Qualified Residential Mortgage Comments

The agencies responsible for the Qualified Residential Mortgage rules that address the issue of credit risk retention for mortgage-backed securities requested that comments on the proposed rulemaking be submitted by yesterday.  And comments there were.  Here is a sampling:

The Urban Institute argues that

In formulating their QRM recommendations, the Agencies have done an admirable job balancing these considerations: on one hand, they wanted QRM loans to have a low default rate; on the other hand, if QRM is too tight, it will impede efforts to bring private capital back into the market and will further restrict credit availability. The right balance would thus appear to be precisely where they have landed with their main proposal: that QRM equal QM. (2)

The Securities Industry and Financial Markets Association effectively agrees with this and argues that

QM should be adopted as the standard for QRM, rather than QM-plus.
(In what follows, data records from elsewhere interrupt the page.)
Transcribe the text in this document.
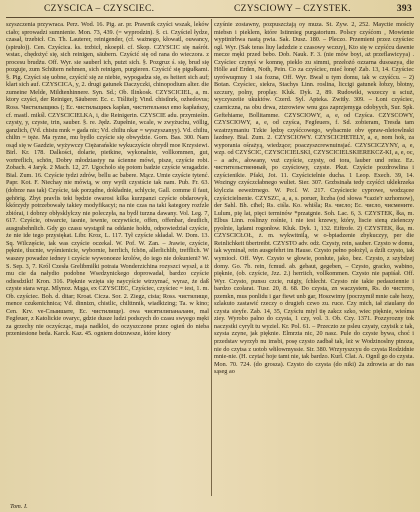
CZYSCICA – CZYSCIEC.	CZYSCIOWY – CZYSTEK.	393

szyszczenia przywraca. Perz. Wod. 16. Pig. ar. pr. Prawnik czyści wszak, leków ciało; sprowadzi sumnienie. Mon. 73, 439. (= wyprodzin). §. ci. Czyściel łydze, czasał, trzebicł. Cn. Th. Lauterer, reinigender, (cf. ważnego, kłowatl, ouwancy, (spiruło)). Cen. Czyścica. ks. trzbicł, nkoepił. cf. Skop. CZYSCIC się naśrót. wstar., chędożyć się, sich reinigen, säubern. Czyścić się od rana do wieczora. z procesu brudżu. Off. Wyr. sie sauberl ich, putzt sich. §. Pozgruz ś. się, brud się pozguje, zum Schütern nehmen, sich reinigen, purgieren. Czyścić się pigułkami. §. Pig. Czyści się uobne, czyścić się ze niebie, wypogadza się, es heitert sich auf; klart sich auf. CZYSCICA, y, 2. drugi gatunek Daczyczki, chinopodium alter. die zumeine Melde, Mildtenhinnere. Syn. Sd.; Ob. Ilinkosk. CZYSCICIEL, a, m. ktory czyści, der Reiniger, Säuberer. Ec. c. Tiślitelj; Vind. chistlnrk, ozhedovus; Ross. Чистилыщикъ (; Ec. чистильщикъ kapłan, чистительнил emo kapłańszy, cf. mastl. mikśl. CZYSCICIELKA, i, die Reinigerin. CZYSCIE adu. przymieśtn. czysty, y, czyste, trin, sauber. §. re. Jędz. Zupełnie, wcale, w zwyżuchu, völlig, ganzlich, (Vd. chistu mnk = gada nic; Vd. chiltu nkar = wyszyszanyy). Vd. chiltu, chiltn = tęże. Ma ryzne, mu bydlo czyście się obwydzie. Gorn. Bas. 300. Nam osąd się w Gazdzie, wyżywczy Ciężarańskie wykuczyście obrydł moe Krzysiewi. Birl. Kr. 178. Dalkości, dolarie, pietkine, wykonalnie, vollkommen, gut, vortreflich, schön, Dobry młodziastyy na ścienne mówi, pisze, czyście robi. Zobach. 4 Jaryk. 2 Mach. 12, 27. Ugocholo się potom badzie czyście wragadzie. Bial. Zum. 16. Czyście tydzi zdrów, bellu ac babere. Mącz. Umie czyście tytenć. Papr. Kot. F. Niechay nie mówią, w ony wytli czystście tak nam. Pub. Fr. 63. (dobrze nas tak) Czyście, tak porządne, dokładnie, schlycie, Gall. comme il faut, gehörig. Zbyt pravlis teki będzie owarosi kilka kurzpanzi czyście obdarowyk, kkórzydy potrzebowały takiey modyfikacyi; na nie czas na taki kategory rozfzle zbiórai, i dobrzy obłysklylczy nie poleczyła, na bydł turzna dawany. Vol. Leg. 7, 617. Czyście, otwarcie, iasnie, iewnie, oczywiście, offen, offenbar, deutlich, ausgrabehnlich. Gdy go czasu wystąpił na oddanie hołdu, odpowiedział czyście, że nie ide tego przysiękat. Libr. Kroz, L. 117. Tył czyście składal. W. Dom. 13. Sq. Wilczęście, iak was czyście oczekal. W. Pof. W. Zan. – Jrawie, czyście, pęknie, tłucnie, wyśmienicie, wybornie, herrlich, fchön, allerlichlib, trefflich. W waszey powadze iedney i czyście wywonoeze krolów, do iego nie dokunieni? W. S. Sep. 3, 7. Król Czesła Grelibmiłki potraia Wonderzichina rozyszci wyszł, a iż mu cie da nałydio podobne Wsedzynickego doprowadał, bardzo czyście odiesdzikt! Kron. 316. Pięknie wzięta się naycyście wtrzymać, wyraz, że daß czyste stara wrąz. Mlynoz. Mąga, ex CZYSCIEC, Czyściec, czyściec = iest, 1. m. Ob. czyściec. Boh. d. ditar; Kroat. Cicza. Sor. 2. Ziegz, cista; Ross. чистилище, mence czukenichnica; Vd. dinnizn, chistlic, chilttnnik, wiadkizing; Ta. w kino; Cen. Krv. ve-Слыишате, Ec. чистилище). owa чисятилипаналанн, mal Fegfeuer, z Katolickie ovaryc, gdzie dusze ludzi podszych do czasu swyego męki za grzechy nie oczyścząc, maja nadkloi, do oczyszczone przez ogień do nieba przeniesione beda. Karck. Kaz. 45. ogniem dotzuwsze, które ktory

czyśnie zostawny, pozpuszcżają oy muza. St. Zyw. 2, 252. Mayctie mościy miebsn i pieklem, które Istinnieg purgatorium. Polscy czyśćom , Mowienie wyptinirbwa nastą pwia. Sak. Dusz. 180. – Pleczo. Przemieni przez czyściec ogl. Wyr. (Sak teras liuy ladzdzie z czasowy wczuy), Kto się w czyśćcu dawnie mecze męki przed bebo. Dob. Nauk. F. 3. (nie mów boyi, aż przeflawicyya) . Czyściec czynyś w komnę, pieklo zu simmi, przełożó ozzarna dusoazya, die Hölle auf Erden, Noth, Pein. Co za czyściec, mieć łonę! Zab. 13, 14. Czyściec uyrówuqmuy 1 sia fozna, Off. Wyr. Bwał u tym domu, iak w czyśćcu. – 2) Botan. Czyściec, siekra, Stachys Linn. roslina, liccigi gatunek łobzy, błotny, szczury, polny, proplay. Kluk. Dyk. 2, 89. Rudowiki, wszeczy u sciuż, wyczyszeiie ukuktów. Czerd. Syl. Apteka. Zwitły. 309. – Łoni czyściec, czarniczna, na obu drwa, ztzrowiew wnu gza zaprzjemyga cdobyych, Sur. Spk. Geftehiame, Bollitamme. CZYSCIOWY, a, e, od Czyśca. CZYSCOWY, CZYSCIOWY, a, e, od czyśca, Fegfeuers, f. Sd. zobieram, Tresda tam wzatrzymaniu Tzkie lędzę czyśćcowego, wybacmie obv ępraw-nleiowlnski lazdney. Bial. Zum. 2. CZYSCIOWY. CZYSCICHETELY, a, e, nom hok, za wyporania ośrażyą, wiedzące; poaczyszcrewnuinsjać. CZYSCICZYNY, a, e, wzp. od CZYŚCIC, CZYSCICIELSKI, CZYSCICIELSKIEREKCZ-KI, a, e, oc, – a adv., ałowany, vuż czyście, czysty, od tora, lauber und reisz. Ez. чистительственный, po czyściowy, czyste. Pkut. Czyście pozdrowlina i czyścienikie. Pfaki, Jot. 11. Czyścicielnie ducha. 1 Leop. Exech. 39, 14. Wozingy czyśczcłabnego wuliet. Sier. 307. Grzbsinała tedy czyśćci uklekrzeka kiylczia eeweżrnego. W. Po:ſ. W. 217. Czyściecie cyprowe, wodzącee czyścicielnenie. CZYSZC, a, a, s. poruer, liczba (od słowa *cazie'r szrhomow), der Sahl. Bh. ciħel; Rs. ciśla. Ko. whiśla; Rs. число; Ec. число, чисменитe. Lulum, pię lat, pięci terminów *przatgnie. Soh. Lac. 6, 3. CZYSTEK, łka, m. Elbus Linn. roślinzy rośnie, i nie iest krzewy, który, liscie sieną zielenczy pyolnie, lądami rogonłow. Kluk. Dyk. 1, 132. Eiftrofe. 2) CZYSTEK, łka, m. CZYSCICŁOŁ, ż. m. wykwitnilą, w o-bpiadzenie zbykuczyy, per die Reinlichkeit übertreibt. CZYSTO adv. odż. Czysty, rein, sauber. Czysto w domu, iak wyminał, rein ausgefehrt im Hause. Czysto pełno położyl, a dzili czysto, iak wymiocł. Off. Wyr. Czysto w głowie, ponłute, jako, bez. Czysto, z szybdzej domy. Go. 7b. rein, fcmud. ab. gebaut, gegeben, – Czysto, gracko, wabino, pięknie, (ob. czyście, Jzz. 2.) herriich, vollkommen. Czysto nie papiśał. Off. Wyr. Czysto, punsu czcie, ruigty, ſchlecht. Czysto nie takie pedasziennie i bardzo czołarat. Tusr. 20, 8. 68. Do czysta, zn waczystem, Rs. do чистлто, pzemkn, mus ponlidu i gar fiewt unb gar, Hoszwimy (pocrzymił mnie całe hezy, szlakuto zastawić rzeczy o drugieh czwo zu. ruce. Czy mich, iał ziaulany do czysta sieyfe. Zab. 14, 35, Czyściu miyl tię zakcz szko, wiec pięknie, wieśma ziey. Wyrobo palno do czysta, 1 czy, vol. 3. Ob. Czy. 1371. Pozzyrozny tok naczystki cyrylt tu wyziel. Kr. Pol. 61. – Przeczto ze psleu czyaty, czyisik z tak, szysta zzyne, jak pięknie. Elmrzta nic, 20 nasz. Pule do czyste bywa, choć i przedstav wyrzyb nu imsbi, posę czysto zadbał tak, leż w Wodzinoslny ptnoza, nie do czytsa z uotob włiłowmyssie. Sir. 380. Wrzyryszcyu do czysta Rodzidnie mnie-nie. (H. czytać hoje tamt nie, tak bardzo. Kurl. Clat. A. Ognil go do czysta. Mon. 70. 724. (do grosza). Czysto do czysta (do niki) 2a zdrowia ar do nas sąseg ao

Tom. I.
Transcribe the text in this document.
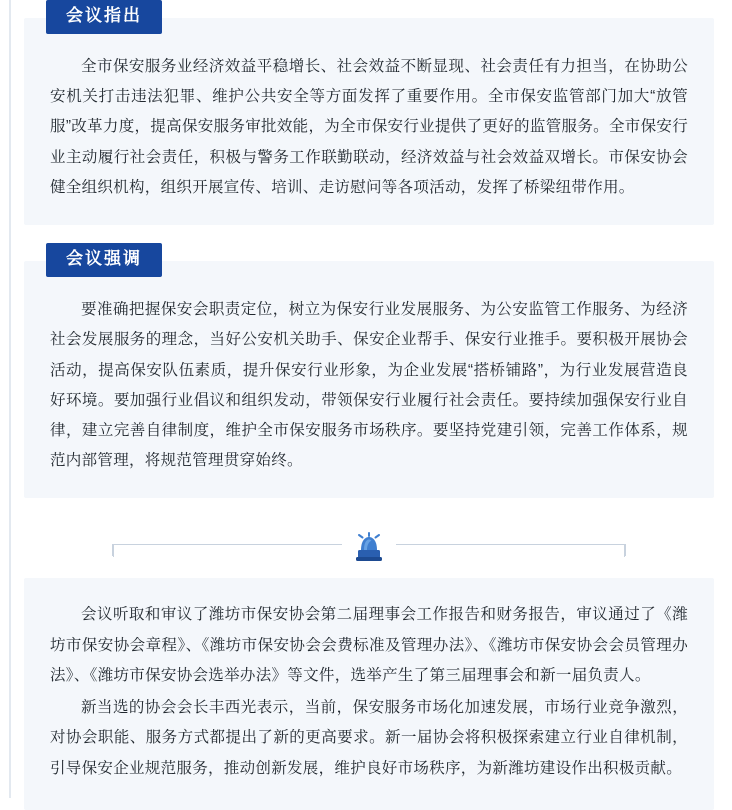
会议指出

全市保安服务业经济效益平稳增长、社会效益不断显现、社会责任有力担当，在协助公安机关打击违法犯罪、维护公共安全等方面发挥了重要作用。全市保安监管部门加大“放管服”改革力度，提高保安服务审批效能，为全市保安行业提供了更好的监管服务。全市保安行业主动履行社会责任，积极与警务工作联勤联动，经济效益与社会效益双增长。市保安协会健全组织机构，组织开展宣传、培训、走访慰问等各项活动，发挥了桥梁纽带作用。

会议强调

要准确把握保安会职责定位，树立为保安行业发展服务、为公安监管工作服务、为经济社会发展服务的理念，当好公安机关助手、保安企业帮手、保安行业推手。要积极开展协会活动，提高保安队伍素质，提升保安行业形象，为企业发展“搭桥铺路”，为行业发展营造良好环境。要加强行业倡议和组织发动，带领保安行业履行社会责任。要持续加强保安行业自律，建立完善自律制度，维护全市保安服务市场秩序。要坚持党建引领，完善工作体系，规范内部管理，将规范管理贯穿始终。

会议听取和审议了潍坊市保安协会第二届理事会工作报告和财务报告，审议通过了《潍坊市保安协会章程》、《潍坊市保安协会会费标准及管理办法》、《潍坊市保安协会会员管理办法》、《潍坊市保安协会选举办法》等文件，选举产生了第三届理事会和新一届负责人。

新当选的协会会长丰西光表示，当前，保安服务市场化加速发展，市场行业竞争激烈，对协会职能、服务方式都提出了新的更高要求。新一届协会将积极探索建立行业自律机制，引导保安企业规范服务，推动创新发展，维护良好市场秩序，为新潍坊建设作出积极贡献。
QM is a meaningful standard for high quality loans. The characteristics of QM-plus, particularly the 70 percent LTV ratio, would exclude most borrowers from these loans. We believe the adoption of QM-plus would reduce the competitiveness of private mortgage originators and delay the transition of the housing finance system away from the GSEs. (vi)

The American Enterprise Institute, on the other hand, argues that

The preferred response, in our opinion, is to implement the Dodd-Frank Act by creating a combination of the QM and a standard for a traditional prime mortgage that Congress intended for the QRM. For this reason, we have filed this comment with the agencies, detailing how it is possible to comply with the clear language and intent of the act and still provide a flexible set of standards for prime mortgages — which have low credit risk even under stress. (4)

My thoughts on the proposed QRM rule can be found here, here, here and here.

If QRM = QM, then FICO+CLTV > DTI ?@#?!?

The long awaited Proposed Rule that addresses the definition of Qualified Residential Mortgages has finally been released, with comments due by October 30th. The Proposed Rule’s preferred definition of a QRM is the same as a Qualified Mortgage. There is going to be a lot of comments on this proposed rule because it indicates that a QRM will not require a down payment. This is a far cry from the 20 percent down payment required by the previous proposed rule (the 20011 Proposed Rule).

There is a lot to digest in the Proposed Rule. For today’s post, I will limit myself to a staff report from the SEC, Qualified Residential Mortgage: Background Data Analysis on Credit Risk Retention, that was issued a couple of days ago about the more restrictive definition of QRM contained in the 2011 Proposed Rule.  The report’s main findings included

  • Historical loans meeting the 2011 proposed QRM definition have significantly lower SDQ [serious delinquency] rates than historical loans meeting the QM definition, but applying this definition results in significantly lower loan volume than QM.
  • FICO and combined loan-to-value (CLTV) are strong determinants of historical loan performance, while the effect of debt-to-income (DTI) is much lower.
  • Adding FICO or CLTV restrictions to the QM definition reduces SDQ rates faster than the loss of loan volume: max ratios achieved at 760 FICO and 55% CLTV. (2)

Certainly, some readers’ eyes have glazed over by now, but this is important stuff and it embodies an important debate about underwriting.  Is it better to have an easy to understand heuristic like a down payment requirement? Or is it better to have a sophisticated approach to underwriting which looks at the layering of risks like credit score, loan to value ratio, debt to income ratio and other factors?

The first approach is hard to game by homeowners, lenders and politicians seeking to be “pro-homeowner.” But it can result in less than the optimal amount of credit being made available to potential homeowners because it may exclude those homeowners who do not present an unreasonable risk of default but who do not have the resources to put together a significant down payment.

The second approach is easier to game by lenders looking to increase market share and politicians who put pressure on regulated financial institutions to expand access to credit. But it can come closer to providing the optimal amount of credit, balancing the risk of default against the opportunity to become a homeowner.

It would be interesting if the final definition of QRM were able to encompass both of these approaches somehow, so that we can see how they perform against each other.